I save an object that represents an image in a gallery. I then save the image to disc. If the saving of the file fails I'll have [no] image to display even though the object thinks there is an image. I could check for failure of the the image saving to disc and then delete the object, or alternatively wrap the image save in a transaction (unit of work) - but that can get expensive when using a db engine that uses table locking.
In this case, I would recommend saving the image to disk first before saving the object. That way, if the image can't be saved, you don't have to try to roll back the gallery. In general, dependencies should get written to disk (or put in a database) first.
As for error checking... check for errors that make sense. If fopen() gives you a file ID and you don't get an error, then you don't generally need to check for fclose() on that file ID returning "invalid file ID". If, however, file opening and closing are disjoint tasks, it might be a good idea to check for that error.

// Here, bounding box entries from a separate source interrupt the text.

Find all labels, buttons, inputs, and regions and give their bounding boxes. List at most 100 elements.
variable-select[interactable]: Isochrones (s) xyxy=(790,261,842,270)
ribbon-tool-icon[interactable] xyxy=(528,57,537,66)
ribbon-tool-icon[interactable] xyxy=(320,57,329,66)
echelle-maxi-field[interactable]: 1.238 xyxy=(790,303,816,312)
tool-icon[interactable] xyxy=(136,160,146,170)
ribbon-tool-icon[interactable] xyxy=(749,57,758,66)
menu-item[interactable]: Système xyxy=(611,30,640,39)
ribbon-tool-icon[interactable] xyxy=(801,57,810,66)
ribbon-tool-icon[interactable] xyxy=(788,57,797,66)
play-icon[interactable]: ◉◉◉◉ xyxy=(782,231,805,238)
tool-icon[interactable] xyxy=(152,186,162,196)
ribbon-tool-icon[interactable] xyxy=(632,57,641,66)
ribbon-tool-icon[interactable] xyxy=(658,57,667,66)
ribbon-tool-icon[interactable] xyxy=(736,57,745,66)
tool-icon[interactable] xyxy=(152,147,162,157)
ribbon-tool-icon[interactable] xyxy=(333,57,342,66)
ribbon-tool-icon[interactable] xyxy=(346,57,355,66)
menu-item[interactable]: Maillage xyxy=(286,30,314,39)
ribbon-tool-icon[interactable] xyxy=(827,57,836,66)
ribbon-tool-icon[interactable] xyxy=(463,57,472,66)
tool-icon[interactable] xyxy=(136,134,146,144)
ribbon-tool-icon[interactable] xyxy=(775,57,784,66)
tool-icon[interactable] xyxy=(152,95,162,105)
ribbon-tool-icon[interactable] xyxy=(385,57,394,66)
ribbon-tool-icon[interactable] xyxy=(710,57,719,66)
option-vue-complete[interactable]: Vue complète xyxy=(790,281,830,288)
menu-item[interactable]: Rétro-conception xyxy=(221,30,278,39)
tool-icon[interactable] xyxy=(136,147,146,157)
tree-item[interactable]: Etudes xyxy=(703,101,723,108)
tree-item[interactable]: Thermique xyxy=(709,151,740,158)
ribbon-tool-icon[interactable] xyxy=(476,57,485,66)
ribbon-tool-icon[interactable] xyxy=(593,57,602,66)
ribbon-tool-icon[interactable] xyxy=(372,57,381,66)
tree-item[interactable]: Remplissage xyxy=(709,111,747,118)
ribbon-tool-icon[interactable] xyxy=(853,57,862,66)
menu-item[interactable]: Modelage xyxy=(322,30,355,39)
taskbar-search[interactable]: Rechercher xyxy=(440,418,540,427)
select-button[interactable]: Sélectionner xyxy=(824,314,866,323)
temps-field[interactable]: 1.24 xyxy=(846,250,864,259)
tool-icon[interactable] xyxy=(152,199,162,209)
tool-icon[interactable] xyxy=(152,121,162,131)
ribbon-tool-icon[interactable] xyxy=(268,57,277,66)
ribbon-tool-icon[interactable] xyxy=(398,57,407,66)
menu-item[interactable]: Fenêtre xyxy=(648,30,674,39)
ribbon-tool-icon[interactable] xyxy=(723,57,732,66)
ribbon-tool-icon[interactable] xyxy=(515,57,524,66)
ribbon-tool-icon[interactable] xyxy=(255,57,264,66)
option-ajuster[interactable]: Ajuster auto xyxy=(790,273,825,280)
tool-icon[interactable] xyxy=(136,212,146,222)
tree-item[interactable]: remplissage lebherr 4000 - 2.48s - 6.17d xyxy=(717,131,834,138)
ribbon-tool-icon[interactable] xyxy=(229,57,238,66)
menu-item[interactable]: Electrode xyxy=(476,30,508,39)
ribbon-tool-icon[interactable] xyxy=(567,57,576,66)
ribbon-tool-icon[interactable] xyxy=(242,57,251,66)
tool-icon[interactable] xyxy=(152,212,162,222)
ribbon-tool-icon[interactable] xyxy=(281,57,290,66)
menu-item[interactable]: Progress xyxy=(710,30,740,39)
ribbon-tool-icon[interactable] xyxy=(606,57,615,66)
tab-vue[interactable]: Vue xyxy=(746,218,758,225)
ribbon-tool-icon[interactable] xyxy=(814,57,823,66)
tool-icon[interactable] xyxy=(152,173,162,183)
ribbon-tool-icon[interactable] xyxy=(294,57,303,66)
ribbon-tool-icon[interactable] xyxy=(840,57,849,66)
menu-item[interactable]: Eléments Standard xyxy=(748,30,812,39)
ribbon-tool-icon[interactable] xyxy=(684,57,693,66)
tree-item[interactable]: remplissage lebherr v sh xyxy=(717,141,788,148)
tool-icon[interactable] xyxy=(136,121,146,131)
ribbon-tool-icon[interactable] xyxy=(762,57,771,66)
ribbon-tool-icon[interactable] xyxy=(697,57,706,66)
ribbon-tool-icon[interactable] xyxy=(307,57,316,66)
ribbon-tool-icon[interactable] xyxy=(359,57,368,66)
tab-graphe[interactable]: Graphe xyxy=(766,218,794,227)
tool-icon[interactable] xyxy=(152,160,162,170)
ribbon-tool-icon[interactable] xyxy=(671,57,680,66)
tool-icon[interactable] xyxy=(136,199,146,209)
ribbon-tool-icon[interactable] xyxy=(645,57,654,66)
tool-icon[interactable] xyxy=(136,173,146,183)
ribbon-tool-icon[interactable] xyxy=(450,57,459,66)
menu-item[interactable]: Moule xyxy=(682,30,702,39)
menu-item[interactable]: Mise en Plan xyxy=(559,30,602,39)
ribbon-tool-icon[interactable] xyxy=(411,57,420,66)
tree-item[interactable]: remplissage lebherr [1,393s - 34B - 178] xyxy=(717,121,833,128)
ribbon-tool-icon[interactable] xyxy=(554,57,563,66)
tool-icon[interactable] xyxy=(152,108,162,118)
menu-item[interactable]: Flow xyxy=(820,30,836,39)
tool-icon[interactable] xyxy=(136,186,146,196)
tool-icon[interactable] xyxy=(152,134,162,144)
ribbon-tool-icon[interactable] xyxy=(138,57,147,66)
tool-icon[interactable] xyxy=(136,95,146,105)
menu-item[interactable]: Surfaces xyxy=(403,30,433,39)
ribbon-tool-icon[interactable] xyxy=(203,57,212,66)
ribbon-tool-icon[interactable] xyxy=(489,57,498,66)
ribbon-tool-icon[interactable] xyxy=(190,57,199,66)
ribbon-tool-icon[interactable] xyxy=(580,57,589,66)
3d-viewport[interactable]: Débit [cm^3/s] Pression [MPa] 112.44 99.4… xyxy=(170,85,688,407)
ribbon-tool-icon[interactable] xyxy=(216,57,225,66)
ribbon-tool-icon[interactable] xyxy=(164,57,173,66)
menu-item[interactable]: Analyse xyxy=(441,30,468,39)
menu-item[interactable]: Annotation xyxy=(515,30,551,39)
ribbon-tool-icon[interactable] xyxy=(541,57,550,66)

This may not be the answer you are looking for, but there is only ever a 'right' answer when looked at in the full context of what you're trying to do.
If you're writing a prototype for internal use and if you get the odd error, it doens't matter, then you're wasting time and company money by adding in the extra checking.
On the other hand, if you're writing production software for air traffic control, then the extra time to handle every conceivable error may be well spent.
I see it as a trade off - extra time spent writing the error code versus the benefits of having handled that error if and when it occurs. Religiously handling every error is not necessary optimal IMO.